Director, Medicaid Research Center and Co-Director, Center for Pharmaceutical Policy and Prescribing, University of Pittsburgh Graduate School of Public Health
Dissertation Title: "Pharmaceutical Promotion in an Age of Consumerism"
This thesis examines the effects of direct-to-consumer advertising (DTCA) and traces the evolution of pharmaceutical promotion and its regulation by the Food and Drug Administration (FDA) throughout the 20th century. The thesis sheds light on the role of consumers in medical decision-making, and consumerism in affecting public policy in health care.
The first chapter examines the impact of pharmaceutical promotion to consumers and physicians on public health. Specifically, it assesses the effect of promotion of antidepressants on (1) the likelihood that someone diagnosed with a new episode of depression received medication, and (2) whether antidepressant medication was provided for the appropriate duration. We assessed the association between variation in spending on pharmaceutical promotion for antidepressants and patterns in the treatment of depression. DTCA was associated with an increase in the number of people with depression who initiated medication therapy and a small increase in the number of individuals treated with antidepressants who received the appropriate duration of therapy. Promotion to physicians was not associated with either the initiation of treatment with an antidepressant or with the duration of therapy.

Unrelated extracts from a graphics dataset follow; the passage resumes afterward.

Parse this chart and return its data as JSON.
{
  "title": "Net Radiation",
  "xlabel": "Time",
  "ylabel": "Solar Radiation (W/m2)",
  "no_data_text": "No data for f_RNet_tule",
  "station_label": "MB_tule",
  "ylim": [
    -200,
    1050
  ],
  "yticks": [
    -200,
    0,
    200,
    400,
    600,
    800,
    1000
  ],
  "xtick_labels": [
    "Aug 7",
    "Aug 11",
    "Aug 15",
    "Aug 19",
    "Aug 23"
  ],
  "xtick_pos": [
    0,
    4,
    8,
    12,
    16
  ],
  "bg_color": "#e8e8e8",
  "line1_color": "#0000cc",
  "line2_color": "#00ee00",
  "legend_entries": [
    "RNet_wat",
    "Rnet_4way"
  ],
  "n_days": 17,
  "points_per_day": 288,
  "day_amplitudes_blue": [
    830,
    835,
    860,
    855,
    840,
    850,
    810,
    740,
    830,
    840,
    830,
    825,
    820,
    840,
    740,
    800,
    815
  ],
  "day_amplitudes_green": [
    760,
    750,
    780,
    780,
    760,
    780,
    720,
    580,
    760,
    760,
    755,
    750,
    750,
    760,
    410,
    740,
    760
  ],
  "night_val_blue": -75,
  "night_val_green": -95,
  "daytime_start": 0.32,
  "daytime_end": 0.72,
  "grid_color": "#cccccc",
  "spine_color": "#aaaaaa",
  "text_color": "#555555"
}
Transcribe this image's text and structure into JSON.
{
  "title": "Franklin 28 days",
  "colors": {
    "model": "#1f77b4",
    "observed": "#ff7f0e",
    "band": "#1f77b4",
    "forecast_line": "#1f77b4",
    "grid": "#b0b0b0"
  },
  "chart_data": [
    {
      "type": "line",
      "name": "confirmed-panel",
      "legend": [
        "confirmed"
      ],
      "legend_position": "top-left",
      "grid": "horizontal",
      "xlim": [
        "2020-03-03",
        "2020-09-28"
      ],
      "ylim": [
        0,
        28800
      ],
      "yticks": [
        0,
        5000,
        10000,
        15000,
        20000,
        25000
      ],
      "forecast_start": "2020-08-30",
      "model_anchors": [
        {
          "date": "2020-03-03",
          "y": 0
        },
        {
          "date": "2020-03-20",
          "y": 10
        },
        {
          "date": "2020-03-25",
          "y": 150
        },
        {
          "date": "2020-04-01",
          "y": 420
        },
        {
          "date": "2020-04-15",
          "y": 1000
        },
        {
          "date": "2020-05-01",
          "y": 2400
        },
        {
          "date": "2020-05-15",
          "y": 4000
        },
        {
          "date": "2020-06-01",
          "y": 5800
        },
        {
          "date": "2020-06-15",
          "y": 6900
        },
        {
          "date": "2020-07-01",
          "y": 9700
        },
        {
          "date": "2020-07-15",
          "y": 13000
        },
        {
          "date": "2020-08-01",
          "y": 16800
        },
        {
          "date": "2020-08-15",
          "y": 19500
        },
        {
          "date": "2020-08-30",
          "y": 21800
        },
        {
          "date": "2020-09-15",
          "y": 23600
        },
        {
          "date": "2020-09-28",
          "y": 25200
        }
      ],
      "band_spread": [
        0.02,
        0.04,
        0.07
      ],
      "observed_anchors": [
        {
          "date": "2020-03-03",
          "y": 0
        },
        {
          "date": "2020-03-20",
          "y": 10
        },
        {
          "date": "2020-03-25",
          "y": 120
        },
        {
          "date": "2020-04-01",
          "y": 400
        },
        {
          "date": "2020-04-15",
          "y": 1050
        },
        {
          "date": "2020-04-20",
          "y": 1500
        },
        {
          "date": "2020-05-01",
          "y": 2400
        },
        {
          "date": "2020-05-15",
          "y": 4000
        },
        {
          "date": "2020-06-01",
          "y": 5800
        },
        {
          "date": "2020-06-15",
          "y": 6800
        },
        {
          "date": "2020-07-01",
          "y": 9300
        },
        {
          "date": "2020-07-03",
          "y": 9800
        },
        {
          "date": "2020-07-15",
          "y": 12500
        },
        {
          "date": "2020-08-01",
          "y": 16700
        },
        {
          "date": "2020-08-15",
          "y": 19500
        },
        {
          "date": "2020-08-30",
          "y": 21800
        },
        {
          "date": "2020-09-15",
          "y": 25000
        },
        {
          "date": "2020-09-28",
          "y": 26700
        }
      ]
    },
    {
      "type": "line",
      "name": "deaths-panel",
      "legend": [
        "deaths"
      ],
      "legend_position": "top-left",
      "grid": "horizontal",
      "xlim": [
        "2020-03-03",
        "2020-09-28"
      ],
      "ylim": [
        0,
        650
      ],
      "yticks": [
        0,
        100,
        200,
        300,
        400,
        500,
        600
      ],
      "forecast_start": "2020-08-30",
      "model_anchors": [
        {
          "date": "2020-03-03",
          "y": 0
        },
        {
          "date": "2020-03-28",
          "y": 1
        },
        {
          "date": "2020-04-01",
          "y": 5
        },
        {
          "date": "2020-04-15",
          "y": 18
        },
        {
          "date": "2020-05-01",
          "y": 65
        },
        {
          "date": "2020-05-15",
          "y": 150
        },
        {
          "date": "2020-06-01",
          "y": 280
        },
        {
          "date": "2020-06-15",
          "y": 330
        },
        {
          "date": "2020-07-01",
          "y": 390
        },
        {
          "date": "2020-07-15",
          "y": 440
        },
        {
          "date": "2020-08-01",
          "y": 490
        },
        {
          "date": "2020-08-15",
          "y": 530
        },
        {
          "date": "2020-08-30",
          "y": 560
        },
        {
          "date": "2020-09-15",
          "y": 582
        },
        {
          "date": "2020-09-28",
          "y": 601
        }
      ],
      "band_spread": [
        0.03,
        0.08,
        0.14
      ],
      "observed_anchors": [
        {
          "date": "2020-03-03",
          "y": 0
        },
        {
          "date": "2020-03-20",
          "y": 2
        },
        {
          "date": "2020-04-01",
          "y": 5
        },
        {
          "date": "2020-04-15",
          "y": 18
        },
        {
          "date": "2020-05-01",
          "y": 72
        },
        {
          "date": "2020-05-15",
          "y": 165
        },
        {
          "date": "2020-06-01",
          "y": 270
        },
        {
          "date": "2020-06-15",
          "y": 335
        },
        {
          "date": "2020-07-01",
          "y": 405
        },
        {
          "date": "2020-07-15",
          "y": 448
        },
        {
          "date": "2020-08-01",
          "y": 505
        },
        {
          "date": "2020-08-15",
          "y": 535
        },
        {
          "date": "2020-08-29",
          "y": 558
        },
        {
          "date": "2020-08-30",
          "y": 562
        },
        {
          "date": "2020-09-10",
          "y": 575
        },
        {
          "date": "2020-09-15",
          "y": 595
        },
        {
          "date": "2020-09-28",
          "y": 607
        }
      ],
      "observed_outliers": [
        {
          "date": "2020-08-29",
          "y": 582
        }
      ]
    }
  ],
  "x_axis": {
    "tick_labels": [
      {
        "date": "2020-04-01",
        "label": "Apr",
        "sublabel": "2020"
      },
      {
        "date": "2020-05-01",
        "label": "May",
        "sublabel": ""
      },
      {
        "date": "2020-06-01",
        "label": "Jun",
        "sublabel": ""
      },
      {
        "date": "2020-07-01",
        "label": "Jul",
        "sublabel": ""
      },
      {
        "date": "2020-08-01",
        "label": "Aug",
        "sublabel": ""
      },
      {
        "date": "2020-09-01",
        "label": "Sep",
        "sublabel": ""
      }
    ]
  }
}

The second chapter examines the impact of pharmaceutical promotion on medication choice in the antidepressant market. We assessed the association between variation in spending on pharmaceutical promotion for antidepressants and choice of antidepressant observed at the individual level. We found no effect of DTCA on drug choice, except for individuals diagnosed with anxiety disorders who were slightly more likely to fill prescriptions for advertised drugs. Pharmaceutical company spending on detailing to physicians was positively and significantly associated with an increase in a drug's choice probability even after controlling for other factors likely to affect medication selection.
The third chapter traces DTCA through three periods of consumer involvement in health care. Consumer-directed pharmaceutical promotion dominated the first period of self-medication when most medicines were available without prescription. During the second period of patient dependence and physician autonomy, pharmaceutical promotion was exclusively focused on physicians. The trend toward greater consumer involvement in the third period of consumer empowerment is related to recent changes in pharmaceutical marketing strategies and FDA regulation of drug advertising.